Performances will take place in the Bram Goldsmith Theater at the Wallis in Beverly Hills January 30 – February 1, 2025.
The Wallis Annenberg Center for the Performing Arts and Los Angeles Ballet will present Memoryhouse, a full-evening work by LAB’s Artistic Director Melissa Barak. Performances will take place in the Bram Goldsmith Theater at the Wallis in Beverly Hills January 30 – February 1, 2025.
This presentation of Memoryhouse is the start of a new partnership between The Wallis and Los Angeles Ballet.
Memoryhouse is an abstract work composed of vignettes commemorating World War II and in particular, the Holocaust. Set to Max Richter’s powerful album of the same name, Memoryhouse will reflect on both the somber as well as more heroic moments that illuminate this period in human history.

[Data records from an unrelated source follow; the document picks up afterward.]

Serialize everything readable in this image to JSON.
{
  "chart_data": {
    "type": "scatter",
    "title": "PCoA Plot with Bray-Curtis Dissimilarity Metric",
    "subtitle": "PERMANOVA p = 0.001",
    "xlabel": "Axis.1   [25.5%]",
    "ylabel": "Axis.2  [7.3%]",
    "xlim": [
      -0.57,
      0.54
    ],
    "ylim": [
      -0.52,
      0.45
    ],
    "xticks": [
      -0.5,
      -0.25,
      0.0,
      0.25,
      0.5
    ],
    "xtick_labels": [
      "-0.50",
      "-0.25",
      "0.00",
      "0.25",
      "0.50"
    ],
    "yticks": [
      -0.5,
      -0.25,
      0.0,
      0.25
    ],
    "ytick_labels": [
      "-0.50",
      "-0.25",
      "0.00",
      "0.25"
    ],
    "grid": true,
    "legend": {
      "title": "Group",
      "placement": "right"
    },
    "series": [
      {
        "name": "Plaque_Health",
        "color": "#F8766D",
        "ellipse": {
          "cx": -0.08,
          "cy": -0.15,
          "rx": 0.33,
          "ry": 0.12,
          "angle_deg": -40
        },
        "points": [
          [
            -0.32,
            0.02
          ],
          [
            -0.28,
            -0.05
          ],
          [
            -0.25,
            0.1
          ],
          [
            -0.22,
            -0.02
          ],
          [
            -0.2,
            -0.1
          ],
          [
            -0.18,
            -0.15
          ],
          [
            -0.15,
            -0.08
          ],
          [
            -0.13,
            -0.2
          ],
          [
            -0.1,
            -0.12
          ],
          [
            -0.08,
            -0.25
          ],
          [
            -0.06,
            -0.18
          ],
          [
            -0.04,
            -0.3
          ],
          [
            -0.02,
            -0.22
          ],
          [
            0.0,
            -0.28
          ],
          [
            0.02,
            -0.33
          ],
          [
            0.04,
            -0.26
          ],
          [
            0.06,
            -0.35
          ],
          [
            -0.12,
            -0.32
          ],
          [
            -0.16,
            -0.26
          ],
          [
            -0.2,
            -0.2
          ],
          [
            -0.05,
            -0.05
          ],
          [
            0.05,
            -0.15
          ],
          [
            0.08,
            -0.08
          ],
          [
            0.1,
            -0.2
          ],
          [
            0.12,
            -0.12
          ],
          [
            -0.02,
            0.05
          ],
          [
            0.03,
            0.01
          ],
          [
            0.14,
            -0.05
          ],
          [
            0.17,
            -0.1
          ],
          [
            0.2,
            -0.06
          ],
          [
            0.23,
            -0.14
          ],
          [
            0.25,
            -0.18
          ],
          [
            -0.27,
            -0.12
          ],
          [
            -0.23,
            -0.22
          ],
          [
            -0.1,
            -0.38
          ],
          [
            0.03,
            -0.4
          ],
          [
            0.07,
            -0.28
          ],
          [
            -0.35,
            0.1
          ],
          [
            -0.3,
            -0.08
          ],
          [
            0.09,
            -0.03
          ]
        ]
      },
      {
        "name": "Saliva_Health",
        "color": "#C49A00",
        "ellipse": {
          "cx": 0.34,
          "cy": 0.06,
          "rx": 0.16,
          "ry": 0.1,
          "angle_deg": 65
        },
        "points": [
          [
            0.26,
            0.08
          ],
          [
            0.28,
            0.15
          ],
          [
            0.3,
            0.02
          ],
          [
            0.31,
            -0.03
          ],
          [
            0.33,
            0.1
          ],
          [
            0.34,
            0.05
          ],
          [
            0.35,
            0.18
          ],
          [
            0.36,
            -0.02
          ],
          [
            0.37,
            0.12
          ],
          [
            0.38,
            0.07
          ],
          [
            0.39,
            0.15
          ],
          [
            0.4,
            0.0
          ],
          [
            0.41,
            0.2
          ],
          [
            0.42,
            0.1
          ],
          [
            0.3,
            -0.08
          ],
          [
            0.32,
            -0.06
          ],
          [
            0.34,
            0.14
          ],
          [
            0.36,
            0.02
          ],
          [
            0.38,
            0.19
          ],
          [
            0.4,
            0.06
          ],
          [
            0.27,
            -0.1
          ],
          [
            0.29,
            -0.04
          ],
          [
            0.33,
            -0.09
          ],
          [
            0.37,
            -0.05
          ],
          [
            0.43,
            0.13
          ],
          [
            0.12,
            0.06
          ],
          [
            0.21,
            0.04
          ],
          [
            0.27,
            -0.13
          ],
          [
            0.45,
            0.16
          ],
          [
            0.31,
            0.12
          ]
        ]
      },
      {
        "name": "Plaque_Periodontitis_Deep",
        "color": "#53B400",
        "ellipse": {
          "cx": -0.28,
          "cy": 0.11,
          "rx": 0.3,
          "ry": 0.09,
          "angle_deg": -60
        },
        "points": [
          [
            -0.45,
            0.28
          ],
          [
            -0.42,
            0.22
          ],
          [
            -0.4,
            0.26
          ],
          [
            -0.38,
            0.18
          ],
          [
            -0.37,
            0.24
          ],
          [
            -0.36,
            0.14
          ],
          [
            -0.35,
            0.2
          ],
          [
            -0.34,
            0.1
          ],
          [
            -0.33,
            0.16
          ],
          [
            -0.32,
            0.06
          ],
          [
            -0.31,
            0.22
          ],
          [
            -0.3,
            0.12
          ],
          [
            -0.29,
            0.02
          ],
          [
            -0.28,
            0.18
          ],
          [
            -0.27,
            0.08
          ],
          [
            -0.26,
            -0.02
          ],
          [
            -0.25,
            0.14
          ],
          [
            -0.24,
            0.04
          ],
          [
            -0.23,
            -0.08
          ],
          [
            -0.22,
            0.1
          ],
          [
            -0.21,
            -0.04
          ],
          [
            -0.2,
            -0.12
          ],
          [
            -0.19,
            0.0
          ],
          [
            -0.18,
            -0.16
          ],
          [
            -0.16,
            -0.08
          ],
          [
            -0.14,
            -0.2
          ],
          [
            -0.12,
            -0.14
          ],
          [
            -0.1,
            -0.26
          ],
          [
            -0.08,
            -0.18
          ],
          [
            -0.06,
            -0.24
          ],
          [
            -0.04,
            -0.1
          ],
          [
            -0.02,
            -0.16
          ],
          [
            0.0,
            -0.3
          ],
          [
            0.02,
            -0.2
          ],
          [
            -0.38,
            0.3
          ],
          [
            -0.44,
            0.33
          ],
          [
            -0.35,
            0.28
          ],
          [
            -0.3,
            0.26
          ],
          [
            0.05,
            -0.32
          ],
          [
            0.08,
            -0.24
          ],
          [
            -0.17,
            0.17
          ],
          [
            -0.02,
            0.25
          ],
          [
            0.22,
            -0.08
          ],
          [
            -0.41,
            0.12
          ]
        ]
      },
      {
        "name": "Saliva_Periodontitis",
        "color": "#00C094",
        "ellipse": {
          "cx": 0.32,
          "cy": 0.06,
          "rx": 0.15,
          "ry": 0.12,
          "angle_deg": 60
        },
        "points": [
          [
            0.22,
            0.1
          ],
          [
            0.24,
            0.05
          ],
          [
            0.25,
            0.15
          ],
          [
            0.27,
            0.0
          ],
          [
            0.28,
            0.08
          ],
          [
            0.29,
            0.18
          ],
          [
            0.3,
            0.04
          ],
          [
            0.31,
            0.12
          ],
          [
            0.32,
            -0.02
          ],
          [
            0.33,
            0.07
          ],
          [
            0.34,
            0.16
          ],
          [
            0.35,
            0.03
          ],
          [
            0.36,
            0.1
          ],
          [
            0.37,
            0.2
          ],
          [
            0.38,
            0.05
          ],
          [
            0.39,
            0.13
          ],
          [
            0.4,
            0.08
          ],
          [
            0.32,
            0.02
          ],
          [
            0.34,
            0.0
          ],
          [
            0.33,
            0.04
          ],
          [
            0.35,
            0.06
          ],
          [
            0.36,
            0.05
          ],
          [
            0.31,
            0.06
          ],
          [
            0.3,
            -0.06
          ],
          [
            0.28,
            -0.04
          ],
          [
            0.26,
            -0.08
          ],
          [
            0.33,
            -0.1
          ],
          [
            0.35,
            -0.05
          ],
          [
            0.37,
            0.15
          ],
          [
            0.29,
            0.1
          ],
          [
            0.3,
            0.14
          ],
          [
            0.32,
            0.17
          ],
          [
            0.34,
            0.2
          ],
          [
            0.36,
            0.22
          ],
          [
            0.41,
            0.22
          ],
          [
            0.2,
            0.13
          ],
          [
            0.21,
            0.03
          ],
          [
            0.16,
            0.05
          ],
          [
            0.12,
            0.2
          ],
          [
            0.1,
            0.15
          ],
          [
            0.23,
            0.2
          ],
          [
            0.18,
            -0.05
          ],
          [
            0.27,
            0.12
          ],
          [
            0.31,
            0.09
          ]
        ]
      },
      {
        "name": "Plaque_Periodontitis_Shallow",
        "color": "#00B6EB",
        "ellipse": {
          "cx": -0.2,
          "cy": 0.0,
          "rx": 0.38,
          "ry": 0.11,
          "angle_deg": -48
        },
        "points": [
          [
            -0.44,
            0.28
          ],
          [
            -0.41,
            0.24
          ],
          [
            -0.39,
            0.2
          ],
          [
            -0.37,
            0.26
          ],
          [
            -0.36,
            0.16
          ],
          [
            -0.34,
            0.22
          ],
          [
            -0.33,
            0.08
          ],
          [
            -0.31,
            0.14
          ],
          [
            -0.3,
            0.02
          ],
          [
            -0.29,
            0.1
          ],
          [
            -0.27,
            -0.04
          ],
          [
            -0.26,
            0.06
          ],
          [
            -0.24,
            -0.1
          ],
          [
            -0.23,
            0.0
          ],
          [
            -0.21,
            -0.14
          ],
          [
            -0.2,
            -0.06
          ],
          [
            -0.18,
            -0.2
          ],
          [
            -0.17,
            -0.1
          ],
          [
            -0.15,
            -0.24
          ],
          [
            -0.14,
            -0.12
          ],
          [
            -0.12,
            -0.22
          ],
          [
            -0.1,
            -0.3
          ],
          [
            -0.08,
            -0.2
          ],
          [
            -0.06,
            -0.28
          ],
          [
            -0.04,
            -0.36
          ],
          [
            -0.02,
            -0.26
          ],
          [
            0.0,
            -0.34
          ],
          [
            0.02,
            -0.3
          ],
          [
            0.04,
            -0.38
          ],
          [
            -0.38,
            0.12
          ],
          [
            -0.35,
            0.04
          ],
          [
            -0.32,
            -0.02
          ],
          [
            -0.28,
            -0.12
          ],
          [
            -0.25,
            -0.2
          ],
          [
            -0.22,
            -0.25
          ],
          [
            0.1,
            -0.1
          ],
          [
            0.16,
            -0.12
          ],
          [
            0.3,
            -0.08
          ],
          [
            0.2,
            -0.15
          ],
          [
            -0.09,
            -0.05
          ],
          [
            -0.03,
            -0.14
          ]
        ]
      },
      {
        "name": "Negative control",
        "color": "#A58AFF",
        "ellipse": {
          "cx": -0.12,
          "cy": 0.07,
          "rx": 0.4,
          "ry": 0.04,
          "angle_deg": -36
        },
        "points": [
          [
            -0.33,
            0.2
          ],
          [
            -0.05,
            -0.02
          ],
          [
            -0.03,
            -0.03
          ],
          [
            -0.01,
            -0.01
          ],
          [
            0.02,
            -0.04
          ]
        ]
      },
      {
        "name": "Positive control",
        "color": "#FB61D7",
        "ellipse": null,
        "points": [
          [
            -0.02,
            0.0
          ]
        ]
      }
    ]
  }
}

“Dance is tricky in a sense,” said Barak. “The story of the Holocaust has such a darkness and a weight to it, the last thing you would want is for dance to take something of that nature too literally. For me, it was all about keeping it symbolic, removing the personal emotion as performers and to approach it as a ballet that focuses on symbolism and poetry.”
The Wallis along with the Holocaust Museum LA is also presenting a screening of Making of Memoryhouse on Thursday, January 23 at 6:30 PM in The Wallis Lovelace Studio Theater. This documentary film follows choreographer Melissa Barak as she dives in headfirst with her creative team to bring this ballet inspired by the Holocaust to emotional life. Through performance and rehearsal clips, as well as interviews and powerful survivor testimony, audiences are brought into the creative process where Barak works on building a theatrical dance experience like no other. The post-screening conversation will feature Barak, Holocaust survivors, and HMLA’s Chief Impact Officer Jordanna Gessler.
Memoryhouse is choreographed to Max Richter's album Memoryhouse in its entirety and in the order it was meant to be listened to. The ballet has 18 movements which totals the number of tracks on the album. Some movements connect with others while some live on their own. No alterations have been made to the score. All electronic voices, sounds, and touches are part of the original recording.
Barak partnered with Hagy Belzberg, Founding Partner of BA Collective and the architect of The Holocaust Museum for set design, and Sebastian Peschiera of Narduli Studio for production and projection design.
Tom Teicholz in Forbes said, “a dazzling creative accomplishment for Barak. The power and artistry of Barak’s Memoryhouse reminds us, as Balanchine said, ‘Dance is important and significant – yes. But first of all, it is a pleasure.’”
William Keiser said in Stage and Cinema, “Memoryhouse is haunting and elegant, and deeply emotional. It brought tears to my eyes several times and I was not alone. It was never manipulative but always gentle, poetic, and direct, guiding rather than exhorting. The long, painstaking process of creating the piece paid off clearly in the slow unfolding of historical layers. It’s the kind of work that makes one want to come back again and again, because, like in a favorite book or movie, new elements and moments will come into focus or be thrown into relief. I heartily recommend this production.”
Memoryhouse was originally planned to premiere in 2020, the 75th anniversary year of the end of the Holocaust. Melissa had returned from her trip to Germany and Poland and was well into the creative process when production was sidelined by the COVID pandemic. It ultimately premiered at BroadStage in Santa Monica in June 2023.